Après un deuxième et plus court entracte, la soirée se termine avec "Les pas, la nuit" d'Anna Duverne, accompagnée sur scène par Marianne Lataillade aux mouvements et au saxophone qui ajoute une dimension musicale fort riche. À cette proposition, nous étions préparés par un texte, disponible dans le hall dont le titre est "Quand elle tombe avec la nuit". Ce texte résonne en moi, père de deux filles. Texte qui débute avec les mots "J'aimerais me balader la nuit, toute la nuit/ Sans avoir peur, sans sentir la fuite." Et qui se termine avec "Tu sors dehors ? Fais attention, ma chérie." 

                                              Crédit: Denis Martin fournie par Tangente

En résonnance avec ce reste de ce texte, de cette proposition dans ce décor intime, je suis très attentif à leurs déplacements et aussi à un face à face fort beau. Trouver sa place, voilà ce que j'y vois avec une finale sur la très touchante chanson de Véronique Sanson, "Une nuit sur son épaule". Ce qui amène une fort belle touche au propos que je viens de découvrir. Une oeuvre poétique d'Anna Duverne qui utilise encore une fois la musique pour illuminer fort bien son propos !

Et une fois les applaudissements faits, mes pas me dirigent vers la maison avec le sentiment d'avoir fait trois belles rencontres fort différentes, mais toutes aussi intéressantes qui ont laissé une trace en moi !

mardi 20 janvier 2026

Sur mes autres pas dans l'univers musical de Jay Cutler pour découvrir sa plus récente création !

 À intervalle régulier, Jay Cutler nous propose une nouvelle création. Pour ma part, depuis mes "premiers pas" dans son univers musical,  de fois en fois, j'apprécie particulièrement la couleur "mystérieuse" et "deep" de ses propositions. Et depuis quelques jours, il nous en propose une nouvelle, "Spice Fire Let's Drive, a song for David Francis".

Encore une fois de sa voix profonde, il nous fait plonger dans ces moments personnels que l'on peut ressentir lorsque l'absence se fait fort présente !

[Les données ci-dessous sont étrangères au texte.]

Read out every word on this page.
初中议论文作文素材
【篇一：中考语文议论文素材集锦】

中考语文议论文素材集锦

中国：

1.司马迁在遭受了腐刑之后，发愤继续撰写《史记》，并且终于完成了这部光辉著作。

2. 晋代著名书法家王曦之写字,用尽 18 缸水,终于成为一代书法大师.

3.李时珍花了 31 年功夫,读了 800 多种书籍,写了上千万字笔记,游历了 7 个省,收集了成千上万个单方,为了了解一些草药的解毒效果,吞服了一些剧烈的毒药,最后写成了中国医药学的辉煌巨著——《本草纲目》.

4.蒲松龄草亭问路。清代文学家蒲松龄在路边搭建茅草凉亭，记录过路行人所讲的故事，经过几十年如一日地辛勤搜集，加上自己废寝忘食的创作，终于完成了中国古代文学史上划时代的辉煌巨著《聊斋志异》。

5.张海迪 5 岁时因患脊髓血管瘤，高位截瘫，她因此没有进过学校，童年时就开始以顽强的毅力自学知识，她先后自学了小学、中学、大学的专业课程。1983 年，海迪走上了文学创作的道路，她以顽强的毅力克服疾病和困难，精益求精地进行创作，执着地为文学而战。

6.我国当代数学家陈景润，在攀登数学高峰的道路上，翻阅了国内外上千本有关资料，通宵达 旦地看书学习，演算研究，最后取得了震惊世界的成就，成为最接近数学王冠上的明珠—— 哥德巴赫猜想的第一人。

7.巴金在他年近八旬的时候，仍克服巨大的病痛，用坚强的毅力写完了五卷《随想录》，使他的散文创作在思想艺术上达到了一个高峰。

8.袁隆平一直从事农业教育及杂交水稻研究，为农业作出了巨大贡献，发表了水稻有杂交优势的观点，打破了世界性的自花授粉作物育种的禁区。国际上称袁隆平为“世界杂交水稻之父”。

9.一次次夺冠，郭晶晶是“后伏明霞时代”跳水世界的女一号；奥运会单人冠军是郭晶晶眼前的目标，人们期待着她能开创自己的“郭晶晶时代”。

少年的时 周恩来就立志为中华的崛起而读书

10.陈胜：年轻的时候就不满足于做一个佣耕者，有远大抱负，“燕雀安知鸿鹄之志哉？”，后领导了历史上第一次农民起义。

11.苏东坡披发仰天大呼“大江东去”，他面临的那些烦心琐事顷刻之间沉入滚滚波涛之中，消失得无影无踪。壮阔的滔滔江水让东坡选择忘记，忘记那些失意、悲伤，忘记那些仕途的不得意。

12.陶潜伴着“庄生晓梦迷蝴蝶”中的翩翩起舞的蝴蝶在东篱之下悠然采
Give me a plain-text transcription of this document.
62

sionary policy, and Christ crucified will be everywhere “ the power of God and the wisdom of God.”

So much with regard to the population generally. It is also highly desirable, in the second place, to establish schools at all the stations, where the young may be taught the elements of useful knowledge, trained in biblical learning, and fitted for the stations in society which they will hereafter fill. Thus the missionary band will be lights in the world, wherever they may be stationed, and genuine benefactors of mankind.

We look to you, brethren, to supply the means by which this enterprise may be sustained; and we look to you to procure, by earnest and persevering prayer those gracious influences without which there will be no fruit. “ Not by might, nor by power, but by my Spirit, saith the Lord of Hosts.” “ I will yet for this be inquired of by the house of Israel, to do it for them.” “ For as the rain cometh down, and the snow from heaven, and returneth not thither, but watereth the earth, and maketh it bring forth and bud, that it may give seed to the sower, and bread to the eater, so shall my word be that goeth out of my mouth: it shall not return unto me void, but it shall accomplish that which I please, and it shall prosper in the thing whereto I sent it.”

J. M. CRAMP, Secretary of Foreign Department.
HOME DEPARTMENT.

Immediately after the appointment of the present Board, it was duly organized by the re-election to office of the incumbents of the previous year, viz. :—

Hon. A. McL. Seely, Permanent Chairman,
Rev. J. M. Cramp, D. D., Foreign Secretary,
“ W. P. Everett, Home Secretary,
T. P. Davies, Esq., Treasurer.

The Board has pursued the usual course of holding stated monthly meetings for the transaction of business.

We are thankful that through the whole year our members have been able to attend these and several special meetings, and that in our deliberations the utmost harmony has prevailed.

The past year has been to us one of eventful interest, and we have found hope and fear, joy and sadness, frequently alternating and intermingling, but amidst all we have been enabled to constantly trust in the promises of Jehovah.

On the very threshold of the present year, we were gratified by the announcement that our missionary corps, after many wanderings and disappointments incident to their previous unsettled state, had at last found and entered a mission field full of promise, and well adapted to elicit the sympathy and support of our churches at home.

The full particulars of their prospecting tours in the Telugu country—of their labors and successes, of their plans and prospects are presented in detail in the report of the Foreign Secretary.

Cette chanson que l'on peut écouter en boucle est le résultat du travail de Jay (voie et basse) et Kim Ho (guitare et piano). Pour les intéressé.es, voici le lien.

https://www.youtube.com/watch?v=JsLFVH26Rpk

lundi 19 janvier 2026

Sur mes pas à une proposition pour les plus jeunes et aussi les plus vieux, "comme moi" proposée par Corpuscule Danse !

 Lorsque en début d'année, je me suis mis à proposer des rencontres culturelles dans les Maisons de la Culture de Montréal, la première était "Quand tu me regardes" de la gang de Corpuscule Danse. Voilà donc pourquoi, l'agenda me le permettant, les babines ont suivi les bottines et je me suis rendu au Théâtre Mirella et Lino Saputo, dans l'arrondissement St-Léonard pour assister à leur première présentation de cette saison.

Pause

Pour une raison plus ou moins floue et plus ou moins hors de mon contrôle, mon billet a été difficile à obtenir. Mais, avec de l'aide, je l'avais en main pour pouvoir entrer dans cette grande salle de six cent places !

Fin de la pause

Arrivé tôt, comme d'habitude direz vous (!), je trouve mon siège en première rangée avec tout mon temps pour apercevoir en haut dans le derrière de la scène des roues de chaises roulantes suspendues. Le moment venu, les paroles d'accueil faites, débute la présentation avec les trois chaises roulantes, déjà présentes, avec une qui se déplace toute seule. Un peu de magie pour débuter, pourquoi pas ! Bon OK, pas de la magie, mais des fils bien manipulés.

                                                      Tirée du site de Corpuscule Danse

Il s'en suit une suite de courts tableaux, interprétés par Maxime D. Pomerleau, Nicole Jacobs et Olivier Rousseau. Il y aura entre autres le "combat des chaises" entre Maxime et Nicole. Un combat pas du tout belliqueux qui demande aux deux de réaliser des mouvements attendus avec un fauteuil roulant. Après les différents rounds qui demandaient beaucoup d'habileté, une gagnante est déclarée et en cette journée, ça sera Nicole.

Il y aura aussi une démonstration de démontage de fauteuil par Olivier qui le transforme en un personnage qui danse, fascinant ! Tout au long, plein d'autres beaux moments, remplis de magie, d'habileté et aussi de solidarité. Le tout se termine avec les trois dans un cadre.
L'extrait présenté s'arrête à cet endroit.